Goetz: Ich bin seit der ersten Berliner Fahrrad Schau als Aussteller dabei. Dadurch kam der Kontakt zustande und mir hat die Veranstaltung von Anfang an sehr gut gefallen, weil sie sich doch sehr deutlich und angenehm von anderen Fahrradmessen unterscheidet. Sie integriert den Lifestyleaspekt stärker als andere, die Station als Location ist sehr charmant und in den letzten Jahren wurden auch tolle Aussteller herangezogen.

Für einen Fahrradnerd wie mich hast du auf der Fahrrad Schau die Hersteller zu Themen wie Velocuture, Designräder oder Rahmenbau komprimiert zusammen, wo du auf der Eurobike drei Tage nach suchst, bis du die Stände gefunden hast. Seit 2012 bin ich dabei und hab schon bei der letzten Fahrrad Schau mitorganisiert.

Ab 2013 habe ich die Kuratierung der Fahrradaussteller und Parts übernommen. Jetzt liegt es an mir, das erfolgreiche Konzept weiterzuführen, mit eigenen Ideen anzureichern und weiterhin spannend und interessant zu halten.

pcb: In welche Richtung soll sich die Berliner Fahrrad Schau entwickeln?

Goetz: Wir wollen perspektivisch wachsen, aber unser Gesicht behalten. Das Feedback der Aussteller zeigt ja, dass sie sich alle sehr wohl fühlen, weil die Stimmung sehr gut ist und ein breitgefächertes und interessiertes Publikum kommt. Insgesamt wollen wir noch internationaler werden. Berlin ist der ideale Standort, um über den deutschen Tellerrand hinaus zu schauen und unglaublich easy zu erreichen. Wir wollen mehr Aussteller aus dem europäischen Umland ansprechen, die auf dem deutschen Markt noch nicht so präsent sind, für die der Markt aber interessant ist.

Die Fahrrad Schau entwickelt sich auch mehr und mehr zu einer Ordermesse. Sie ist ja als reine Consumer Messe gestartet, aber wir merken, dass viele Händler sie auch als direkte Kontaktmöglichkeit zu den Herstellern nutzen. Für viele Händler ist es einfacher, wenn sie in Berlin auf kleinem Raum ihre Marken finden, als dafür drei Tage auf der Eurobike zu sein. Persönlich würde ich mich freuen, wenn die Fahrrad Schau auch eine Plattform für die gesamte europäische Rahmenbauszene werden würde.
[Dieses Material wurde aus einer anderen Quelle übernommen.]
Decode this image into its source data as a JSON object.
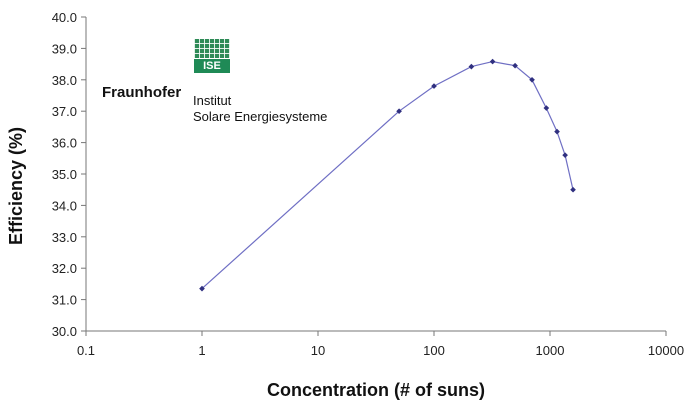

pcb: Kannst du schon was über die kommende Fahrrad Schau sagen?

Goetz: Richtig viel kann ich noch nicht verraten, da jetzt erst die Buchungen losgehen. Wir haben uns aber verstärkt um internationale Aussteller bemüht, haben unsere Themenschwerpunkte nochmal klarer strukturiert und legen weiterhin Wert darauf, das diese Themen auch emotional abgebildet werden. Wir sind wohl die einzige Messe die ein explizites Beachflag und PopUp Zelt Verbot ausspricht, auch damit die ausgewählt tollen Produkte nicht im Meer von Werbebannern untergehen. Natürlich wird auch der Eventbereich noch stärker ausgebaut werden um die BesucherInnen interaktiv noch mehr einzubinden.
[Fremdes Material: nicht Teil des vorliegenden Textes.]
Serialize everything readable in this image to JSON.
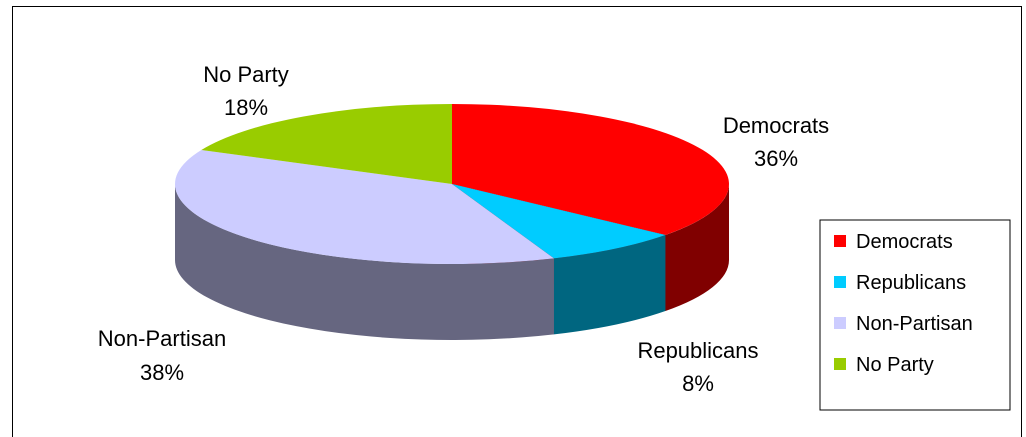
{
  "chart_data": {
    "type": "pie",
    "style": "3d-pie",
    "categories": [
      "Democrats",
      "Republicans",
      "Non-Partisan",
      "No Party"
    ],
    "values": [
      36,
      8,
      38,
      18
    ],
    "value_labels": [
      "36%",
      "8%",
      "38%",
      "18%"
    ],
    "colors": [
      "#ff0000",
      "#00ccff",
      "#ccccff",
      "#99cc00"
    ],
    "side_colors": [
      "#800000",
      "#006680",
      "#666680",
      "#4d6600"
    ],
    "legend": {
      "placement": "right",
      "entries": [
        "Democrats",
        "Republicans",
        "Non-Partisan",
        "No Party"
      ]
    }
  }
}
pcb: Viele Messen und Veranstaltungen versuchen sich über Wortkreationen Aufmerksamkeit zu verschaffen und auf den Berliner Straßen ist das Englisch kaum wegzudenken. Wie ist die Berliner Fahrrad Schau auf diesen urdeutschen Namen gekommen?
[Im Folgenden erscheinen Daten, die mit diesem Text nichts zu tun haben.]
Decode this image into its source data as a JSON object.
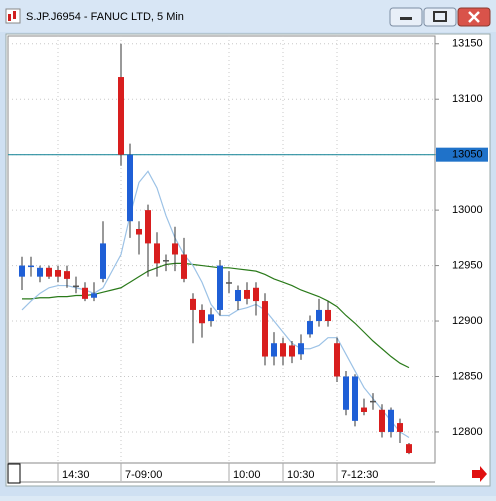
{
  "window_title": "S.JP.J6954 - FANUC LTD, 5 Min",
  "chart_data": {
    "type": "candlestick",
    "categories": [
      null,
      null,
      null,
      null,
      "14:30",
      null,
      null,
      null,
      null,
      null,
      null,
      "7-09:00",
      null,
      null,
      null,
      null,
      null,
      null,
      null,
      null,
      null,
      null,
      null,
      "10:00",
      null,
      null,
      null,
      null,
      null,
      "10:30",
      null,
      null,
      null,
      null,
      null,
      "7-12:30",
      null,
      null,
      null,
      null,
      null,
      null,
      null,
      null
    ],
    "open": [
      12940,
      12949,
      12940,
      12948,
      12946,
      12945,
      12932,
      12930,
      12921,
      12938,
      null,
      13120,
      12990,
      12983,
      13000,
      12970,
      12955,
      12970,
      12960,
      12920,
      12910,
      12900,
      12910,
      12935,
      12918,
      12928,
      12930,
      12918,
      12868,
      12880,
      12878,
      12870,
      12888,
      12900,
      12910,
      12880,
      12820,
      12810,
      12822,
      12828,
      12820,
      12800,
      12808,
      12789
    ],
    "high": [
      12958,
      12958,
      12950,
      12950,
      12950,
      12950,
      12940,
      12935,
      12935,
      12990,
      null,
      13150,
      13060,
      12990,
      13005,
      12980,
      12960,
      12985,
      12975,
      12925,
      12915,
      12912,
      12955,
      12945,
      12932,
      12935,
      12935,
      12925,
      12890,
      12885,
      12882,
      12888,
      12905,
      12920,
      12918,
      12885,
      12855,
      12852,
      12830,
      12835,
      12825,
      12822,
      12812,
      12790
    ],
    "low": [
      12928,
      12940,
      12935,
      12938,
      12935,
      12930,
      12925,
      12918,
      12918,
      12935,
      null,
      13040,
      12975,
      12960,
      12940,
      12940,
      12945,
      12945,
      12935,
      12880,
      12885,
      12895,
      12905,
      12925,
      12910,
      12915,
      12905,
      12860,
      12860,
      12860,
      12862,
      12865,
      12885,
      12895,
      12895,
      12845,
      12815,
      12805,
      12815,
      12820,
      12795,
      12795,
      12790,
      12780
    ],
    "close": [
      12950,
      12950,
      12948,
      12940,
      12940,
      12938,
      12932,
      12920,
      12925,
      12970,
      null,
      13050,
      13050,
      12978,
      12970,
      12952,
      12955,
      12960,
      12938,
      12910,
      12898,
      12906,
      12950,
      12935,
      12928,
      12920,
      12918,
      12868,
      12880,
      12868,
      12868,
      12880,
      12900,
      12910,
      12900,
      12850,
      12850,
      12850,
      12818,
      12828,
      12800,
      12820,
      12800,
      12781
    ],
    "up_color": "#1f5fd6",
    "down_color": "#d81e1e",
    "doji_color": "#555555",
    "series": [
      {
        "color": "#2a7a1a",
        "values": [
          12920,
          12920,
          12921,
          12921,
          12922,
          12922,
          12923,
          12923,
          12924,
          12926,
          12928,
          12930,
          12935,
          12940,
          12945,
          12948,
          12951,
          12952,
          12952,
          12951,
          12950,
          12949,
          12948,
          12948,
          12947,
          12946,
          12945,
          12942,
          12938,
          12935,
          12932,
          12928,
          12925,
          12922,
          12918,
          12913,
          12905,
          12898,
          12890,
          12882,
          12875,
          12868,
          12862,
          12858
        ]
      },
      {
        "color": "#9cc2e6",
        "values": [
          12910,
          12918,
          12925,
          12930,
          12932,
          12932,
          12930,
          12928,
          12925,
          12930,
          12945,
          12960,
          12995,
          13025,
          13035,
          13020,
          12995,
          12975,
          12960,
          12950,
          12935,
          12915,
          12905,
          12905,
          12910,
          12912,
          12915,
          12910,
          12900,
          12890,
          12880,
          12875,
          12875,
          12878,
          12885,
          12885,
          12870,
          12855,
          12840,
          12830,
          12820,
          12810,
          12800,
          12795
        ]
      }
    ],
    "hline": {
      "value": 13050,
      "color": "#2a8fa0"
    },
    "ylim": [
      12772,
      13157
    ],
    "yticks": [
      12800,
      12850,
      12900,
      12950,
      13000,
      13050,
      13100,
      13150
    ],
    "grid": true
  }
}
Goetz: Ich glaube, da gab es keinen Hintergedanken. Es war einfach naheliegend, dass man das so nennt. Das Problem ist natürlich die internationale Vermarktung. Berliner Fahrrad Schau ist ein wenig sperrig, um es z.B. in England als Brand zu etablieren. Aber vielleicht ist es irgendwann auch ganz cool so einen sperrigen Namen zu haben.

pcb: Wen hättest du persönlich noch gern auf der Berliner Fahrrad Schau 2013?

Goetz: Curtis Odom mit seinen Naben, Field Cycles aus Sheffield und Rapha komplett mit Racing Team und Coffee Van. Das sind nur drei aus einer langen Liste…

pcb: Vielen Dank für deine Zeit und den Kaffee.